Döllinger summarizes the commonly-received account:

Marcellinus is conducted to the temple of Vesta, and there offers sacrifices, in the presence of a crowd of Christian spectators, to Hercules, Jupiter, and Saturn. At the news of this three hundred bishops leave their sees, and gather together to hold a council, first in a cavern near Sinuessa, but, as this would not hold more than fifty, afterwards in the town itself. Along with them were thirty Roman priests. Several priests and deacons are deposed, merely because they had gone away when they saw the pope enter the temple. Marcellinus, on the other hand, neither may nor can be judged, being supreme head of the church,— this conviction pervades the whole synod,— the pope can only be judged by himself. At first he attempts to palliate his act; but seventy-two witnesses make accusation against him. Thereupon he acknowledges his guilt, and himself pronounces his own deposition on the 23rd of August, 303. After this the bishops remain quietly together in Sinuessa, until Diocletian, upon receiving intelligence of this synod in Persia, sends an order for the execution of many of the three hundred, and this is carried into effect.
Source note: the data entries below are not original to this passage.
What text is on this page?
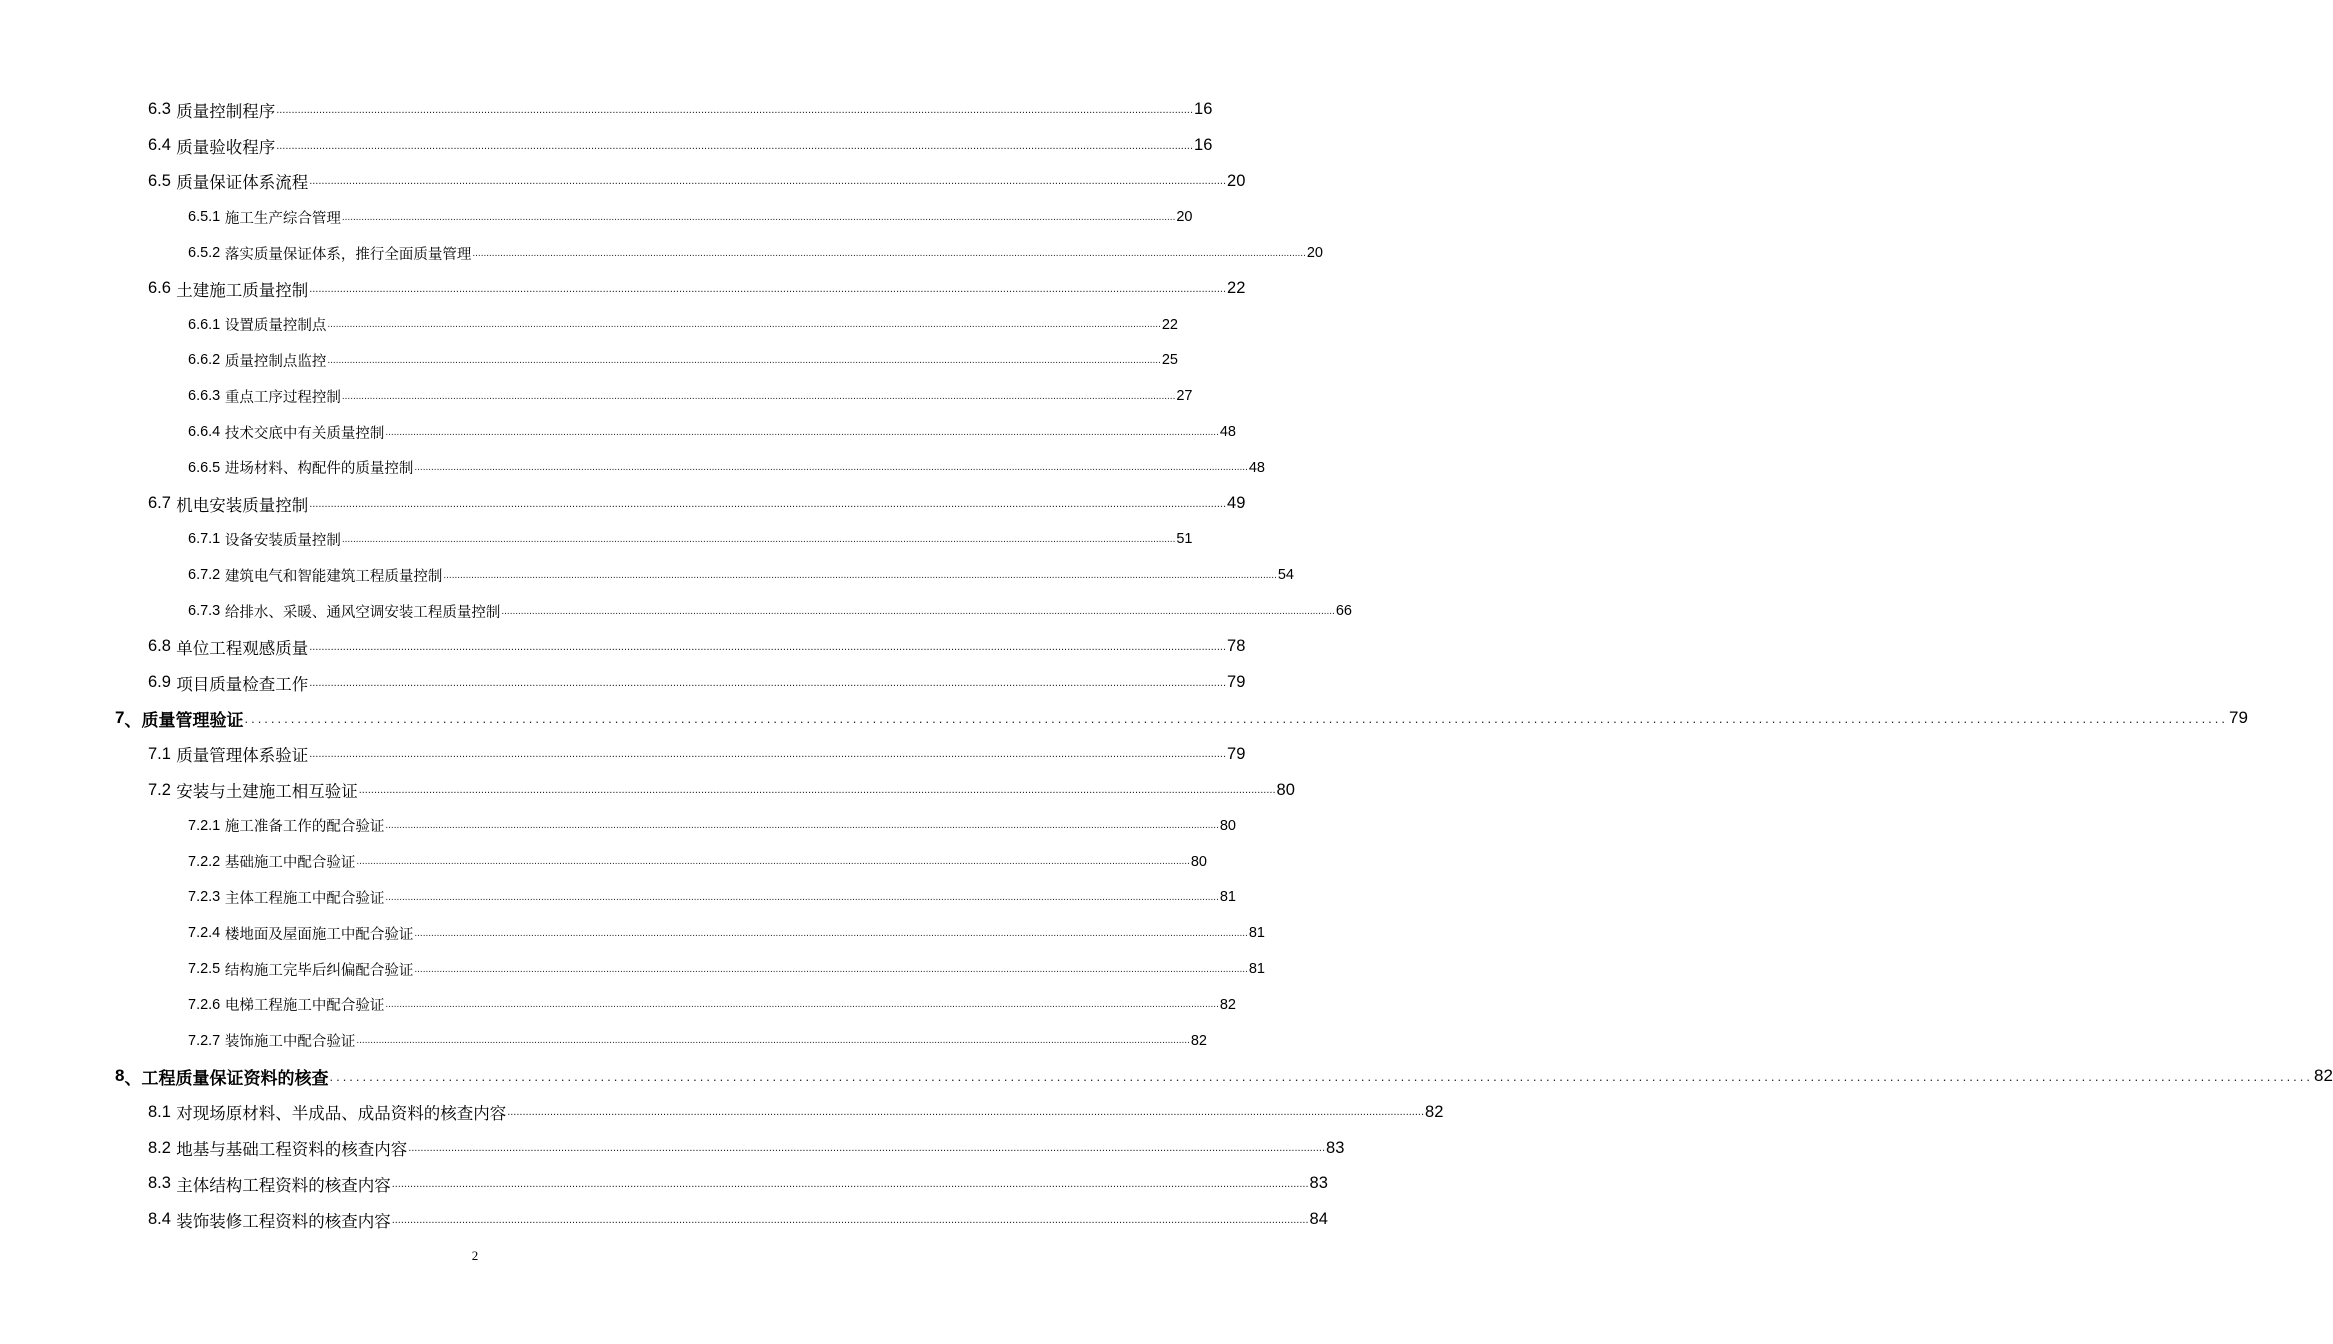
6.3
质量控制程序 ............................................................................................................................................................................................................................................................................................................ 16
6.4
质量验收程序 ............................................................................................................................................................................................................................................................................................................ 16
6.5
质量保证体系流程 ............................................................................................................................................................................................................................................................................................................ 20
6.5.1
施工生产综合管理 ............................................................................................................................................................................................................................................................................................................ 20
6.5.2
落实质量保证体系，推行全面质量管理 ............................................................................................................................................................................................................................................................................................................ 20
6.6
土建施工质量控制 ............................................................................................................................................................................................................................................................................................................ 22
6.6.1
设置质量控制点 ............................................................................................................................................................................................................................................................................................................ 22
6.6.2
质量控制点监控 ............................................................................................................................................................................................................................................................................................................ 25
6.6.3
重点工序过程控制 ............................................................................................................................................................................................................................................................................................................ 27
6.6.4
技术交底中有关质量控制 ............................................................................................................................................................................................................................................................................................................ 48
6.6.5
进场材料、构配件的质量控制 ............................................................................................................................................................................................................................................................................................................ 48
6.7
机电安装质量控制 ............................................................................................................................................................................................................................................................................................................ 49
6.7.1
设备安装质量控制 ............................................................................................................................................................................................................................................................................................................ 51
6.7.2
建筑电气和智能建筑工程质量控制 ............................................................................................................................................................................................................................................................................................................ 54
6.7.3
给排水、采暖、通风空调安装工程质量控制 ............................................................................................................................................................................................................................................................................................................ 66
6.8
单位工程观感质量 ............................................................................................................................................................................................................................................................................................................ 78
6.9
项目质量检查工作 ............................................................................................................................................................................................................................................................................................................ 79
7 、质量管理验证 ............................................................................................................................................................................................................................................................................................................ 79
7.1
质量管理体系验证 ............................................................................................................................................................................................................................................................................................................ 79
7.2
安装与土建施工相互验证 ............................................................................................................................................................................................................................................................................................................ 80
7.2.1
施工准备工作的配合验证 ............................................................................................................................................................................................................................................................................................................ 80
7.2.2
基础施工中配合验证 ............................................................................................................................................................................................................................................................................................................ 80
7.2.3
主体工程施工中配合验证 ............................................................................................................................................................................................................................................................................................................ 81
7.2.4
楼地面及屋面施工中配合验证 ............................................................................................................................................................................................................................................................................................................ 81
7.2.5
结构施工完毕后纠偏配合验证 ............................................................................................................................................................................................................................................................................................................ 81
7.2.6
电梯工程施工中配合验证 ............................................................................................................................................................................................................................................................................................................ 82
7.2.7
装饰施工中配合验证 ............................................................................................................................................................................................................................................................................................................ 82
8 、工程质量保证资料的核查 ............................................................................................................................................................................................................................................................................................................ 82
8.1
对现场原材料、半成品、成品资料的核查内容 ............................................................................................................................................................................................................................................................................................................ 82
8.2
地基与基础工程资料的核查内容 ............................................................................................................................................................................................................................................................................................................ 83
8.3
主体结构工程资料的核查内容 ............................................................................................................................................................................................................................................................................................................ 83
8.4
装饰装修工程资料的核查内容 ............................................................................................................................................................................................................................................................................................................ 84
2
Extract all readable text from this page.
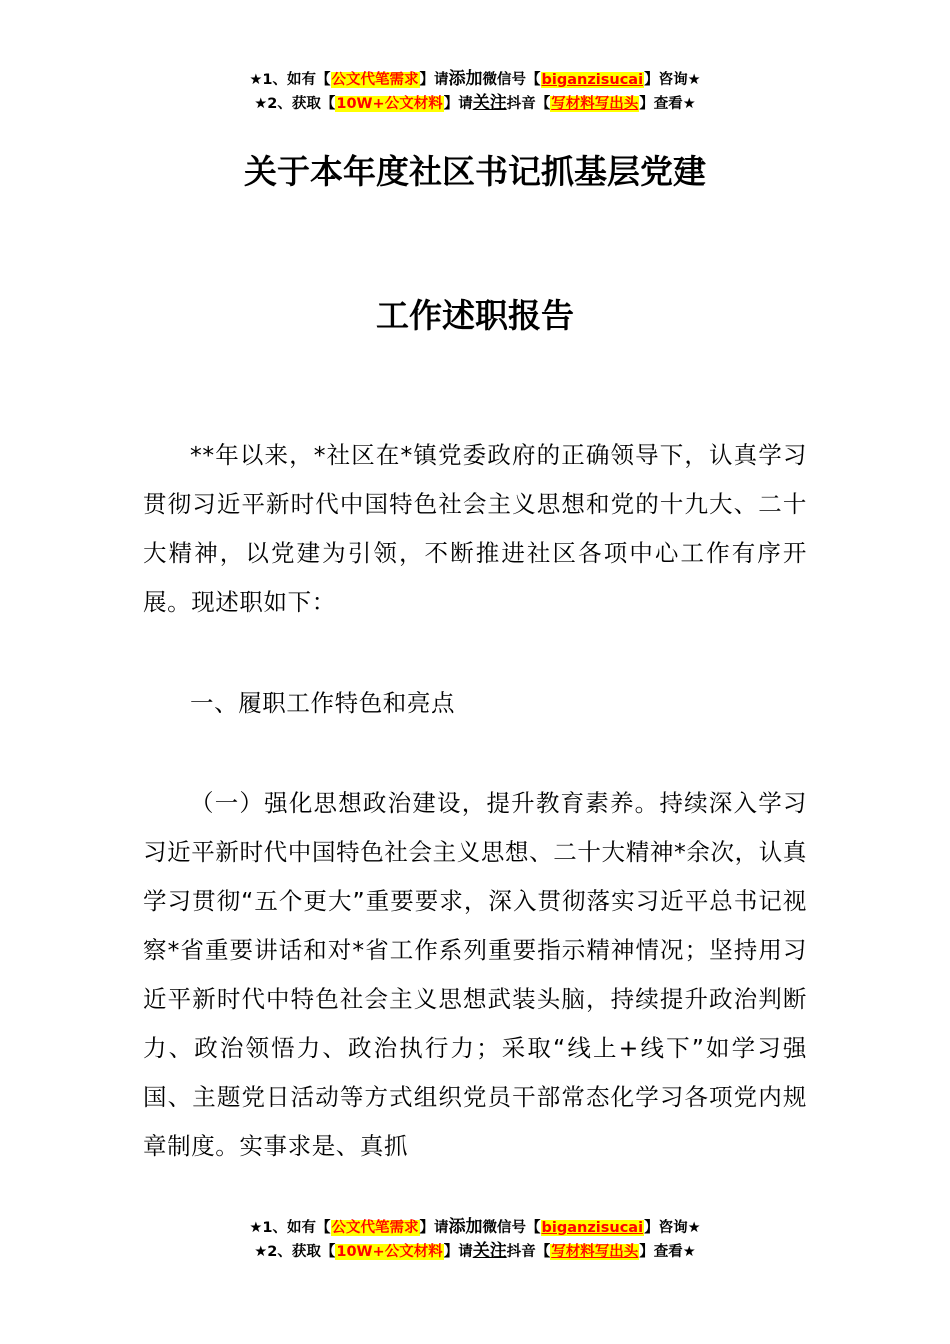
★1、如有【公文代笔需求】请添加微信号【biganzisucai】咨询★
★2、获取【10W+公文材料】请关注抖音【写材料写出头】查看★
关于本年度社区书记抓基层党建
工作述职报告

**年以来，*社区在*镇党委政府的正确领导下，认真学习贯彻习近平新时代中国特色社会主义思想和党的十九大、二十大精神，以党建为引领，不断推进社区各项中心工作有序开展。现述职如下：

一、履职工作特色和亮点

（一）强化思想政治建设，提升教育素养。持续深入学习习近平新时代中国特色社会主义思想、二十大精神*余次，认真学习贯彻“五个更大”重要要求，深入贯彻落实习近平总书记视察*省重要讲话和对*省工作系列重要指示精神情况；坚持用习近平新时代中特色社会主义思想武装头脑，持续提升政治判断力、政治领悟力、政治执行力；采取“线上+线下”如学习强国、主题党日活动等方式组织党员干部常态化学习各项党内规章制度。实事求是、真抓

★1、如有【公文代笔需求】请添加微信号【biganzisucai】咨询★
★2、获取【10W+公文材料】请关注抖音【写材料写出头】查看★
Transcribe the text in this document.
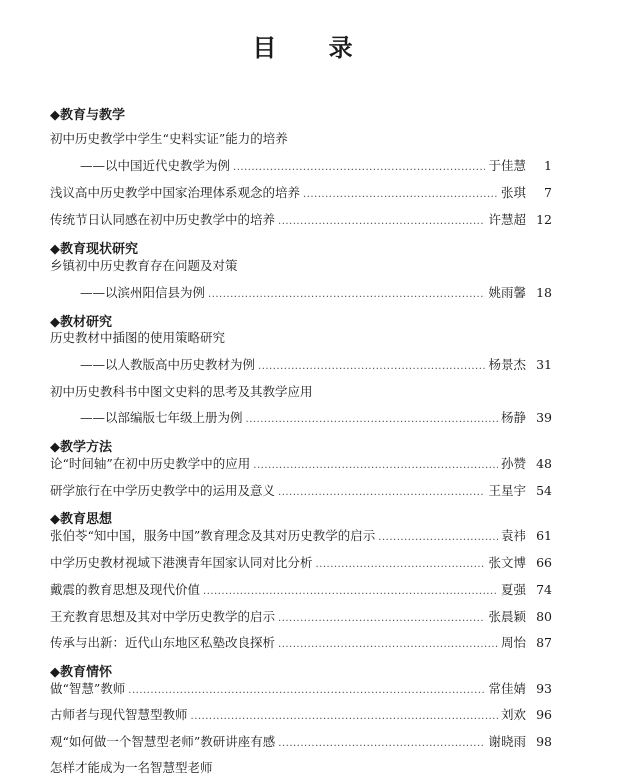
目 录
◆教育与教学
初中历史教学中学生“史料实证”能力的培养
——以中国近代史教学为例 .....	于佳慧	1
浅议高中历史教学中国家治理体系观念的培养 .....	张琪	7
传统节日认同感在初中历史教学中的培养 .....	许慧超 12
◆教育现状研究
乡镇初中历史教育存在问题及对策
——以滨州阳信县为例 .....	姚雨馨 18
◆教材研究
历史教材中插图的使用策略研究
——以人教版高中历史教材为例 .....	杨景杰 31
初中历史教科书中图文史料的思考及其教学应用
——以部编版七年级上册为例 .....	杨静 39
◆教学方法
论“时间轴”在初中历史教学中的应用 .....	孙赞 48
研学旅行在中学历史教学中的运用及意义 .....	王星宇 54
◆教育思想
张伯苓“知中国，服务中国”教育理念及其对历史教学的启示 .....	袁祎 61
中学历史教材视域下港澳青年国家认同对比分析 .....	张文博 66
戴震的教育思想及现代价值 .....	夏强 74
王充教育思想及其对中学历史教学的启示 .....	张晨颖 80
传承与出新：近代山东地区私塾改良探析 .....	周怡 87
◆教育情怀
做“智慧”教师 .....	常佳婧 93
古师者与现代智慧型教师 .....	刘欢 96
观“如何做一个智慧型老师”教研讲座有感 .....	谢晓雨 98
怎样才能成为一名智慧型老师
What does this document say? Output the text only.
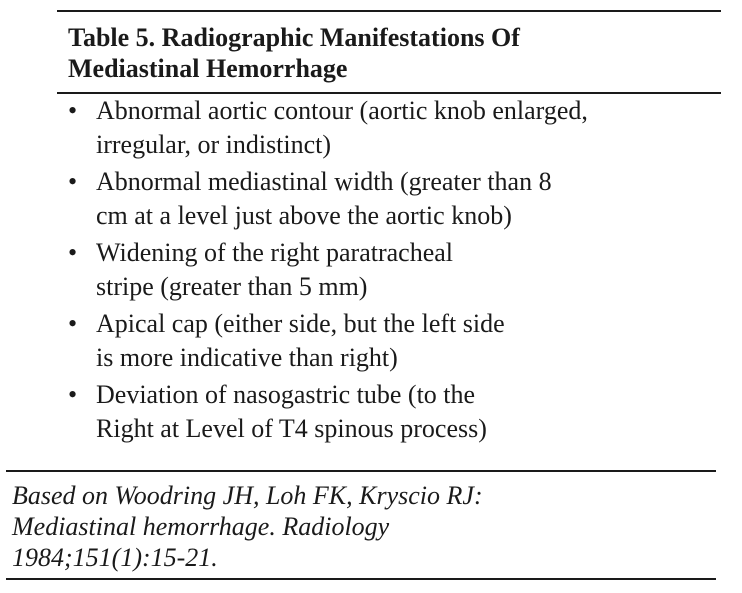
Table 5. Radiographic Manifestations Of
Mediastinal Hemorrhage
• Abnormal aortic contour (aortic knob enlarged,
irregular, or indistinct)
• Abnormal mediastinal width (greater than 8
cm at a level just above the aortic knob)
• Widening of the right paratracheal
stripe (greater than 5 mm)
• Apical cap (either side, but the left side
is more indicative than right)
• Deviation of nasogastric tube (to the
Right at Level of T4 spinous process)
Based on Woodring JH, Loh FK, Kryscio RJ:
Mediastinal hemorrhage. Radiology
1984;151(1):15-21.
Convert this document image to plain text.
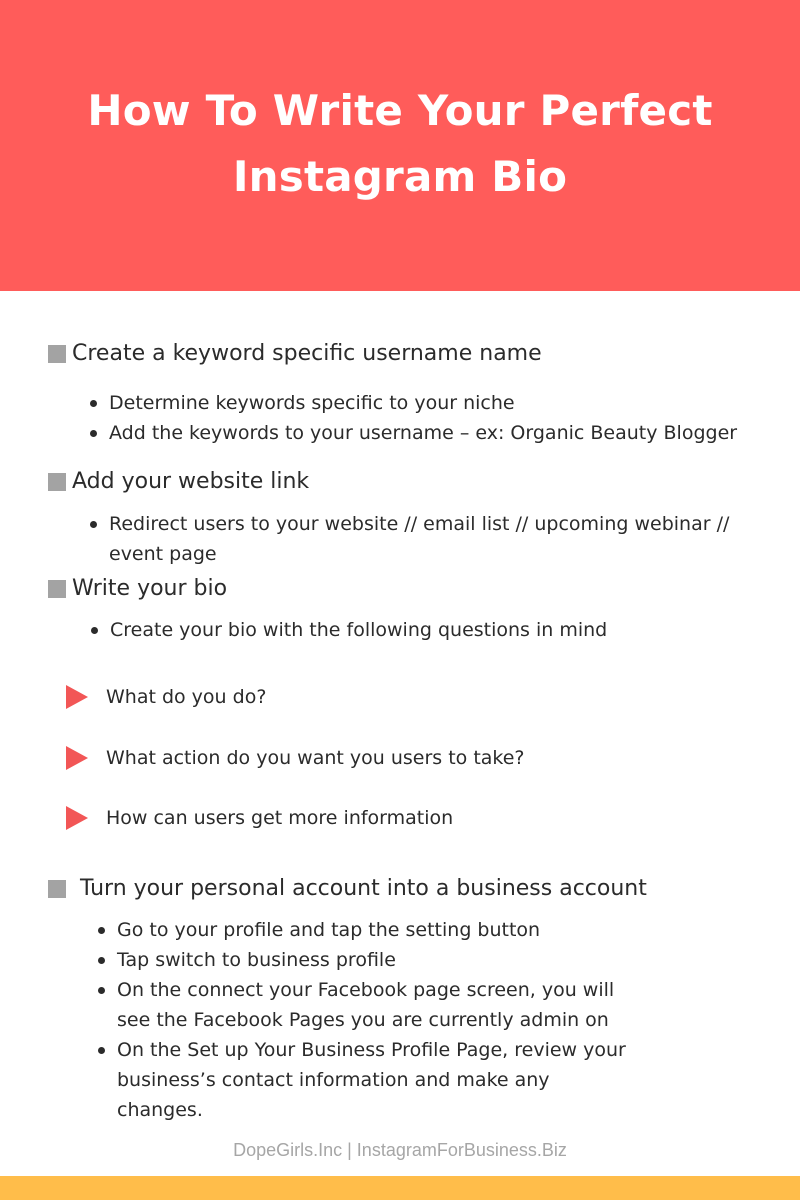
How To Write Your Perfect
Instagram Bio
Create a keyword specific username name
Determine keywords specific to your niche
Add the keywords to your username – ex: Organic Beauty Blogger
Add your website link
Redirect users to your website // email list // upcoming webinar // event page
Write your bio
Create your bio with the following questions in mind
What do you do?
What action do you want you users to take?
How can users get more information
Turn your personal account into a business account
Go to your profile and tap the setting button
Tap switch to business profile
On the connect your Facebook page screen, you will see the Facebook Pages you are currently admin on
On the Set up Your Business Profile Page, review your business’s contact information and make any changes.
DopeGirls.Inc | InstagramForBusiness.Biz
Döllinger dates the forgery to the reign of Symmachus, when Symmachus himself was being forced to answer to a synod convened by Theodoric, and himself was being threatened with deposition.

==Later uses and criticism==

Robert Bellarmine seems to imply validity to the Council of Sinuessa, writing, "At the Council of Sinvessanus, the Fathers said: "The First See will be judged by no man." These words are related from that council by Pope Nicholas in his epistle to the Emperor Michael."

The story of Marcellinus and the Council of Sinuessa has been cited by later writers in support of papal supremacy.

Vice versa, one scholar writes that during the reign of Antipope Alexander V, Jean Gerson used the story "to prove the legitimacy of a council assembled without the authority of the pope."